Istvan's shrug barely moved one shoulder. "I think we'd better find out." He made a little gesture that could be seen from the side but not from ahead. "Szonyi, with me."
"Aye, Sergeant," Szonyi said. Istvan could hear the answer. He didn't think any of Swemmel's men would be able to, even if they were just on the other side of the redoubt.
Kun looked offended. Istvan didn't care. Kun was a good soldier. Szonyi was a better one, especially moving forward. But then, instead of getting angry, Kun said something sensible: "Let me use my little sorcery. That will tell you if anyone's out there before you go."

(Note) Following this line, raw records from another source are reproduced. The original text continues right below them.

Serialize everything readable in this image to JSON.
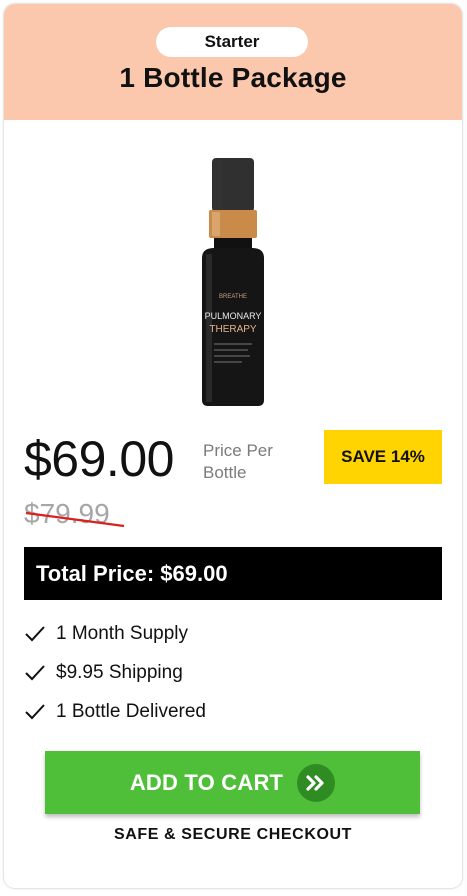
{
  "header": {
    "badge": "Starter",
    "title": "1 Bottle Package"
  },
  "product": {
    "brand": "BREATHE",
    "name_line1": "PULMONARY",
    "name_line2": "THERAPY",
    "image_icon": "bottle-image"
  },
  "pricing": {
    "price": "$69.00",
    "per_label": "Price Per Bottle",
    "save_badge": "SAVE 14%",
    "old_price": "$79.99",
    "total": "Total Price: $69.00"
  },
  "features": [
    {
      "text": "1 Month Supply",
      "icon": "check-icon"
    },
    {
      "text": "$9.95 Shipping",
      "icon": "check-icon"
    },
    {
      "text": "1 Bottle Delivered",
      "icon": "check-icon"
    }
  ],
  "cta": {
    "label": "ADD TO CART",
    "icon": "double-chevron-right-icon"
  },
  "footer": {
    "secure_text": "SAFE & SECURE CHECKOUT"
  },
  "colors": {
    "header_bg": "#fbc8ad",
    "save_bg": "#ffd400",
    "cta_bg": "#4fbf3a",
    "cta_icon_bg": "#2f8c22",
    "strike": "#d9211e",
    "cap_gold": "#c98a4a"
  }
}
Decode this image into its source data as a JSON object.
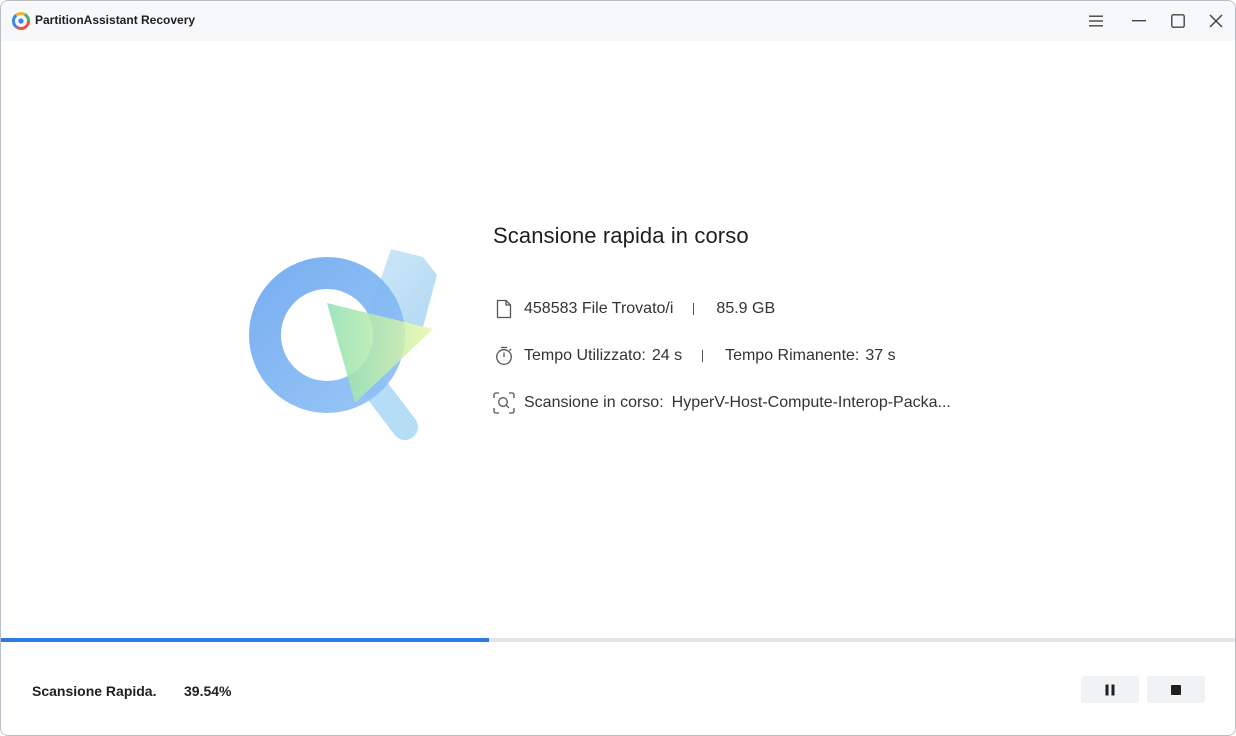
{
  "window": {
    "title": "PartitionAssistant Recovery"
  },
  "scan": {
    "heading": "Scansione rapida in corso",
    "files_found": "458583 File Trovato/i",
    "size": "85.9 GB",
    "time_used_label": "Tempo Utilizzato:",
    "time_used_value": "24 s",
    "time_remaining_label": "Tempo Rimanente:",
    "time_remaining_value": "37 s",
    "current_label": "Scansione in corso:",
    "current_item": "HyperV-Host-Compute-Interop-Packa..."
  },
  "progress": {
    "mode_label": "Scansione Rapida.",
    "percent_text": "39.54%",
    "percent": 39.54
  },
  "icons": {
    "menu": "hamburger-menu-icon",
    "minimize": "minimize-icon",
    "maximize": "maximize-icon",
    "close": "close-icon",
    "file": "file-icon",
    "timer": "timer-icon",
    "scan": "scan-icon",
    "pause": "pause-icon",
    "stop": "stop-icon"
  },
  "colors": {
    "accent": "#2c7be5",
    "track": "#e3e5e8",
    "button_bg": "#f1f2f4"
  }
}
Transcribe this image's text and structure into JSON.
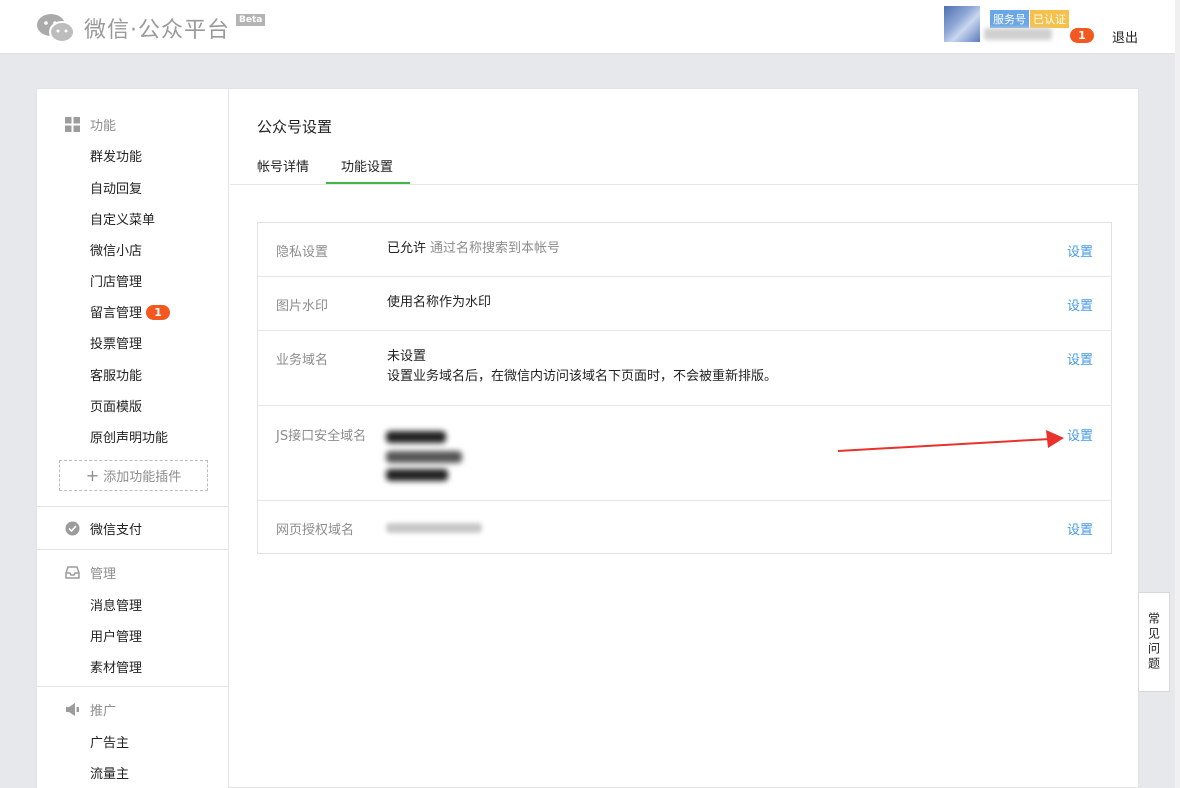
{
  "header": {
    "brand": "微信·公众平台",
    "beta": "Beta",
    "badge_service": "服务号",
    "badge_verified": "已认证",
    "notify_count": "1",
    "logout": "退出"
  },
  "sidebar": {
    "sec_function": "功能",
    "function_items": [
      "群发功能",
      "自动回复",
      "自定义菜单",
      "微信小店",
      "门店管理",
      "留言管理",
      "投票管理",
      "客服功能",
      "页面模版",
      "原创声明功能"
    ],
    "message_badge": "1",
    "add_plugin": "添加功能插件",
    "sec_pay": "微信支付",
    "sec_manage": "管理",
    "manage_items": [
      "消息管理",
      "用户管理",
      "素材管理"
    ],
    "sec_promote": "推广",
    "promote_items": [
      "广告主",
      "流量主"
    ]
  },
  "content": {
    "title": "公众号设置",
    "tabs": [
      "帐号详情",
      "功能设置"
    ],
    "rows": [
      {
        "label": "隐私设置",
        "value": "已允许",
        "sub": "通过名称搜索到本帐号",
        "link": "设置"
      },
      {
        "label": "图片水印",
        "value": "使用名称作为水印",
        "link": "设置"
      },
      {
        "label": "业务域名",
        "value": "未设置",
        "value2": "设置业务域名后，在微信内访问该域名下页面时，不会被重新排版。",
        "link": "设置"
      },
      {
        "label": "JS接口安全域名",
        "link": "设置"
      },
      {
        "label": "网页授权域名",
        "link": "设置"
      }
    ]
  },
  "faq": "常见问题",
  "colors": {
    "accent_green": "#44b549",
    "link_blue": "#459ae9",
    "badge_red": "#f2581f",
    "arrow_red": "#e8322b"
  }
}
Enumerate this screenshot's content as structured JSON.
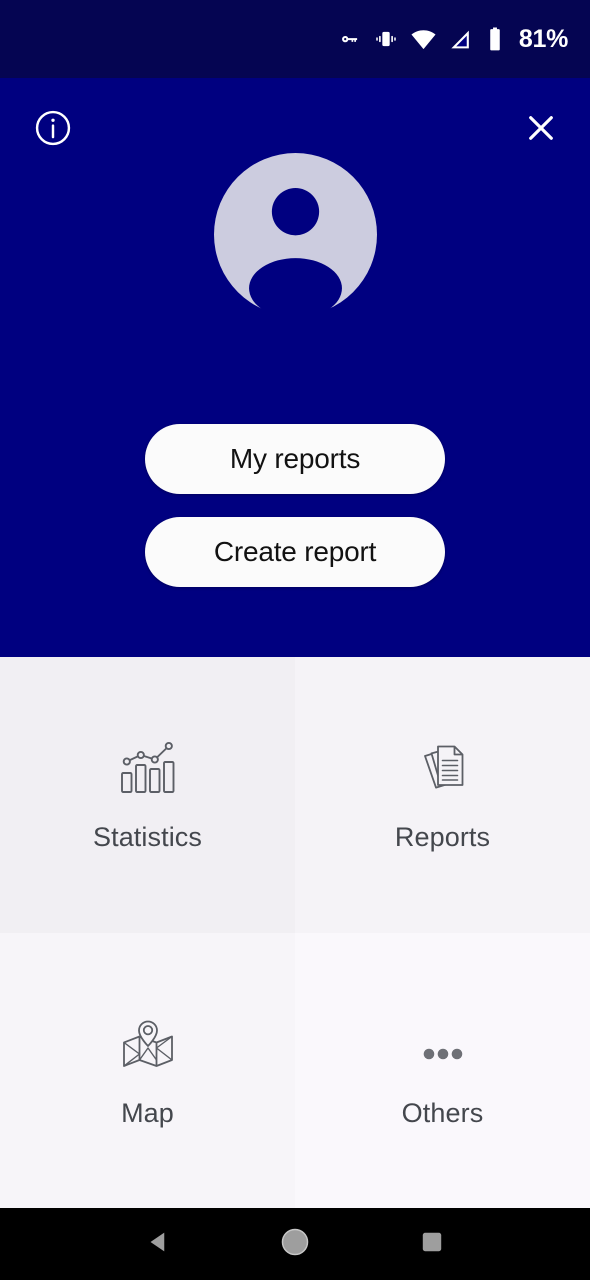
{
  "status_bar": {
    "icons": [
      "vpn-key-icon",
      "vibrate-icon",
      "wifi-icon",
      "cellular-signal-icon",
      "battery-icon"
    ],
    "battery_percent": "81%",
    "background_color": "#050552"
  },
  "hero": {
    "background_color": "#000080",
    "info_icon": "info-circle-icon",
    "close_icon": "close-icon",
    "avatar": {
      "icon": "user-avatar-icon",
      "circle_color": "#ccccdf",
      "silhouette_color": "#000080"
    },
    "buttons": [
      {
        "label": "My reports",
        "name": "my-reports-button"
      },
      {
        "label": "Create report",
        "name": "create-report-button"
      }
    ]
  },
  "grid": {
    "tiles": [
      {
        "label": "Statistics",
        "icon": "bar-chart-icon",
        "name": "tile-statistics",
        "background": "#f1eff3"
      },
      {
        "label": "Reports",
        "icon": "documents-icon",
        "name": "tile-reports",
        "background": "#f5f3f7"
      },
      {
        "label": "Map",
        "icon": "map-pin-icon",
        "name": "tile-map",
        "background": "#f7f5f9"
      },
      {
        "label": "Others",
        "icon": "more-dots-icon",
        "name": "tile-others",
        "background": "#faf8fc"
      }
    ],
    "icon_color": "#5c5f66",
    "label_color": "#44474d"
  },
  "nav_bar": {
    "background_color": "#000000",
    "buttons": [
      {
        "name": "nav-back-button",
        "icon": "triangle-back-icon"
      },
      {
        "name": "nav-home-button",
        "icon": "circle-home-icon"
      },
      {
        "name": "nav-recents-button",
        "icon": "square-recents-icon"
      }
    ],
    "icon_color": "#9e9e9e"
  }
}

After a couple of heartbeats' thought, Istvan nodded. "Aye. Go ahead. Do it."
The charm was very simple. If it hadn't been very simple, the former mage's apprentice wouldn't have been able to use it. When he was done, he said one word: "Somebody."
"There would be." Istvan gestured to Szonyi. "Let's go find out. The idea is to come back, understand, not just to disappear out there."

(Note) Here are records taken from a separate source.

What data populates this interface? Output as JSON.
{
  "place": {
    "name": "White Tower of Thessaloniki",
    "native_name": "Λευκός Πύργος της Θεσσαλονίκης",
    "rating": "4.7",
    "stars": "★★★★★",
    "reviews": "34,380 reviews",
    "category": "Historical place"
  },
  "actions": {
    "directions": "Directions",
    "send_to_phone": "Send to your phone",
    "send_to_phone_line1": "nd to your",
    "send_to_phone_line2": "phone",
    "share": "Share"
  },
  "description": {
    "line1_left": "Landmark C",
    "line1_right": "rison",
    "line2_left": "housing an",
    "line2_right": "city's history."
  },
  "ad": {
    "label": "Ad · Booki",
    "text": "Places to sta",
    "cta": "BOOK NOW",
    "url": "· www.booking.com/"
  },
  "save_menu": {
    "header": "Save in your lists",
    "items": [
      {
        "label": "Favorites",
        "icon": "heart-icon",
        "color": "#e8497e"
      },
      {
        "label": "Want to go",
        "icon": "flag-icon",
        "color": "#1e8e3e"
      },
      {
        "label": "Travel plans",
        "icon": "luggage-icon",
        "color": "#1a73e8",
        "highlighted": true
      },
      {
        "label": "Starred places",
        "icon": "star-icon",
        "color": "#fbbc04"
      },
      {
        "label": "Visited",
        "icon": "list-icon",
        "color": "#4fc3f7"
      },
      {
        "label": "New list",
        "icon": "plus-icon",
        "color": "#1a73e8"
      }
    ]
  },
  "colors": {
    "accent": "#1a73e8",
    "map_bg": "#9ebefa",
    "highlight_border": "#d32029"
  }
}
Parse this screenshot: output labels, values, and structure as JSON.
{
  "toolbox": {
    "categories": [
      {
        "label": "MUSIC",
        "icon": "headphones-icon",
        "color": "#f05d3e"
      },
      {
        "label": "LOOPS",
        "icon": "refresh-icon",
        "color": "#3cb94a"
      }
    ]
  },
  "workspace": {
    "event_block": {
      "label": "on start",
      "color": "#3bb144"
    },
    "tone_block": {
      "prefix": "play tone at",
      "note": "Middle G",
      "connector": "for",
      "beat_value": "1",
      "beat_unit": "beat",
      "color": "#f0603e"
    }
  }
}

"I'm not stupid," Szonyi answered. Istvan wasn't altogether sure that was true, but he didn't argue.
They left the redoubt to the rear, shielded from the enemy's sight- and from his sticks- by the snow-covered logs piled up in front. Istvan gestured to the left. Szonyi nodded. Both the gesture and the nod were small, all but unnoticeable. In their white smocks, Istvan and Szonyi might have been a couple of moving drifts of snow. Istvan felt cold as a snowdrift.
But, even as he muttered inaudibly to himself about that, he also felt like a proper warrior again. He wondered about that. It perplexed him. Saying it alarmed him wouldn't have been far shy of the mark, either. He'd seen enough fighting to last him a lifetime, probably two. Why go looking for more?

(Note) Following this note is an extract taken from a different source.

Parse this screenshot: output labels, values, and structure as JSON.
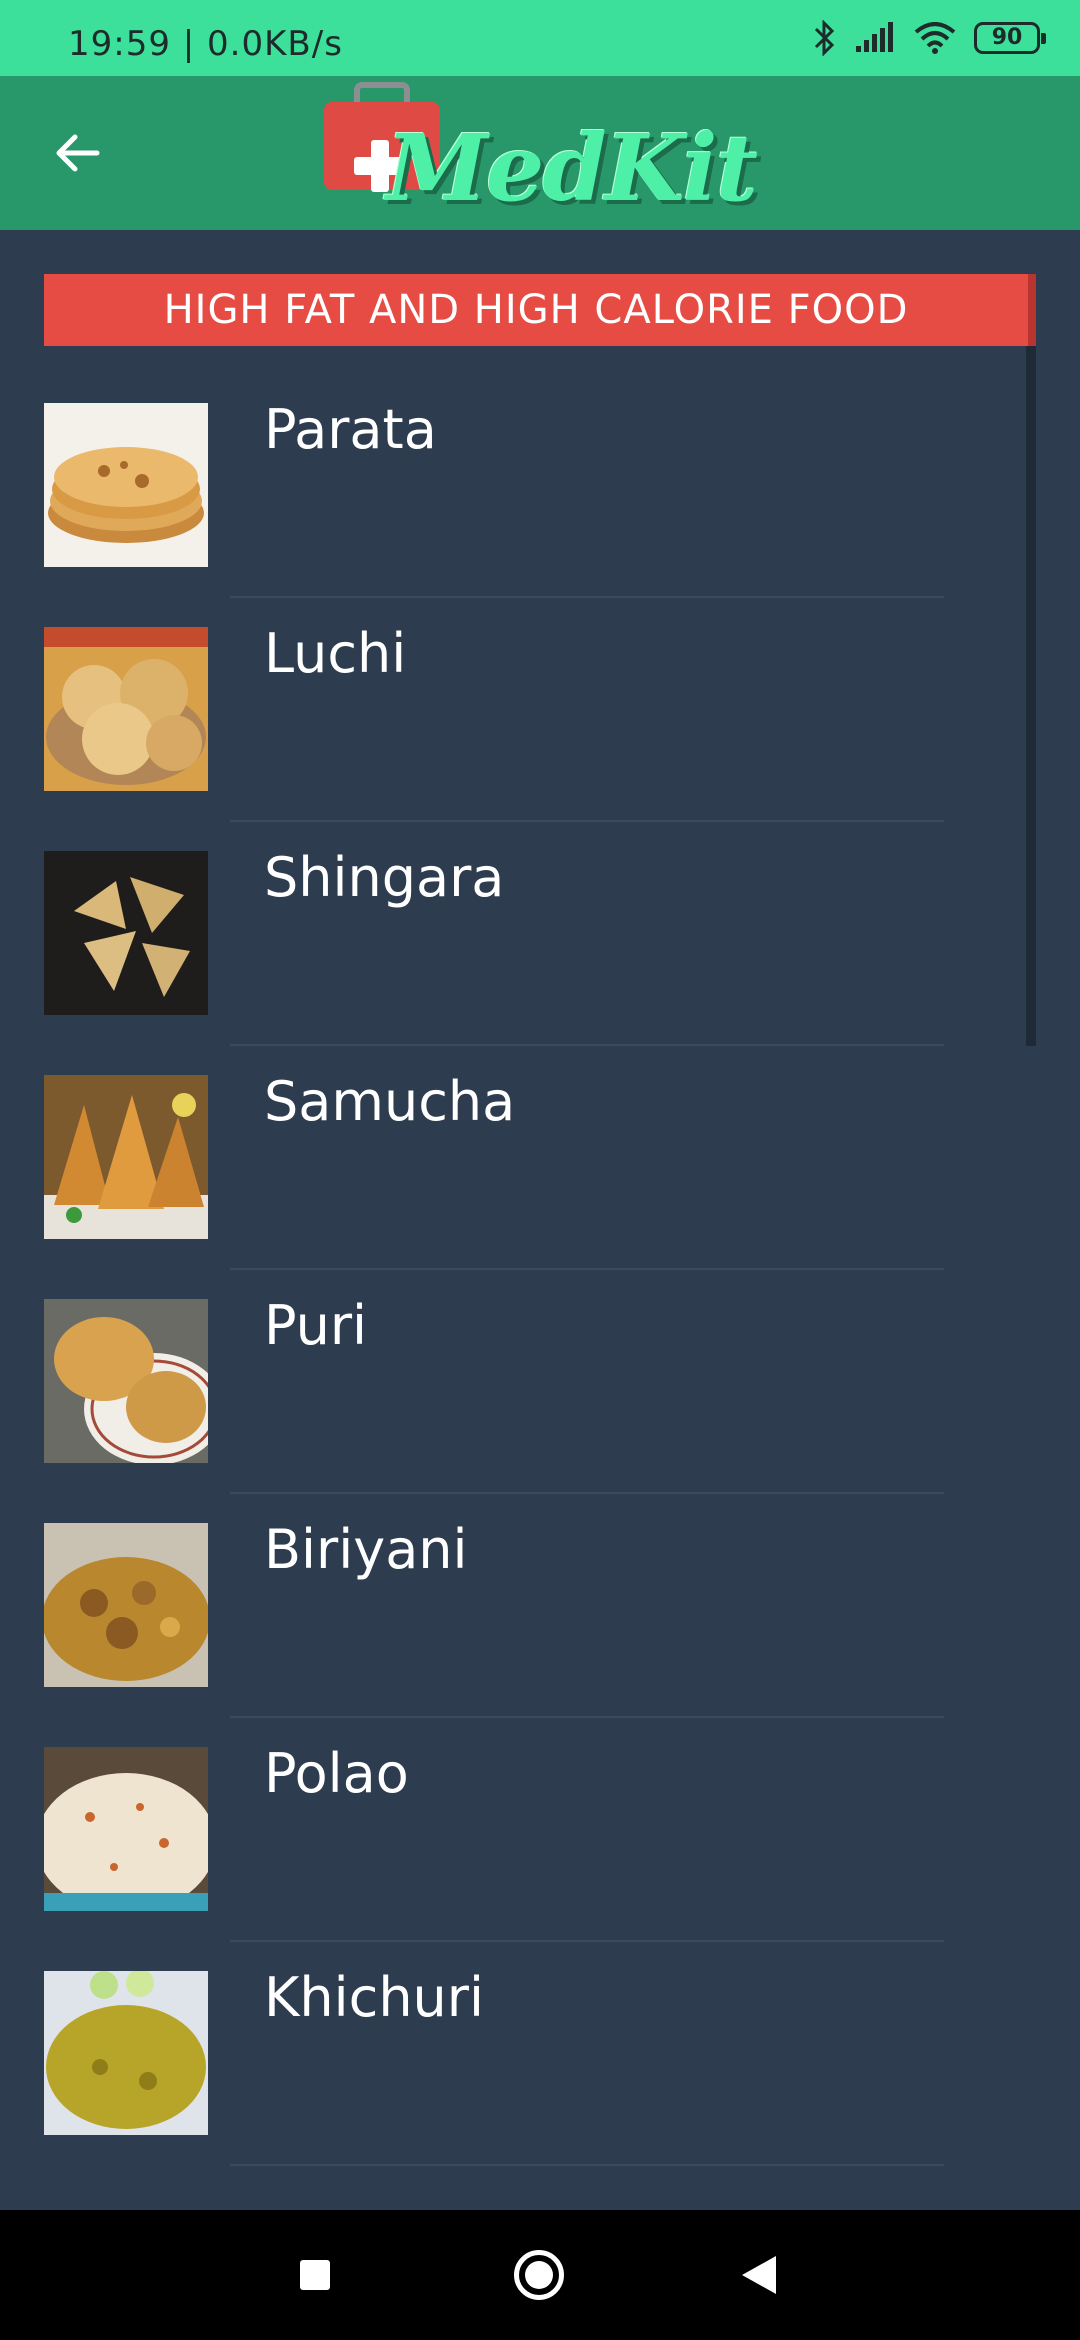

Because that's what I've been trained to do, he thought, but that wasn't the whole answer, or even any great part of it. Because if I don't go looking for it, it'll come looking for me. At that, he nodded again, though he was careful to keep the hood of his smock low and expose none of his face to an enemy's beam.
He knew what he was doing in the snow. He'd had enough practice in it, after all; his home valley was worse in winter than these woods ever dreamt of being. He got within five or six feet of an ermine before it realized he was there. He'd spotted it by the triangle of black dots that marked its eyes and nose and the black spot at the very tip of its tail that never went white in winter. It drew back in sudden horror when it spied or scented him, baring a pink mouth full of needle teeth. Then it scurried behind a tree trunk and vanished.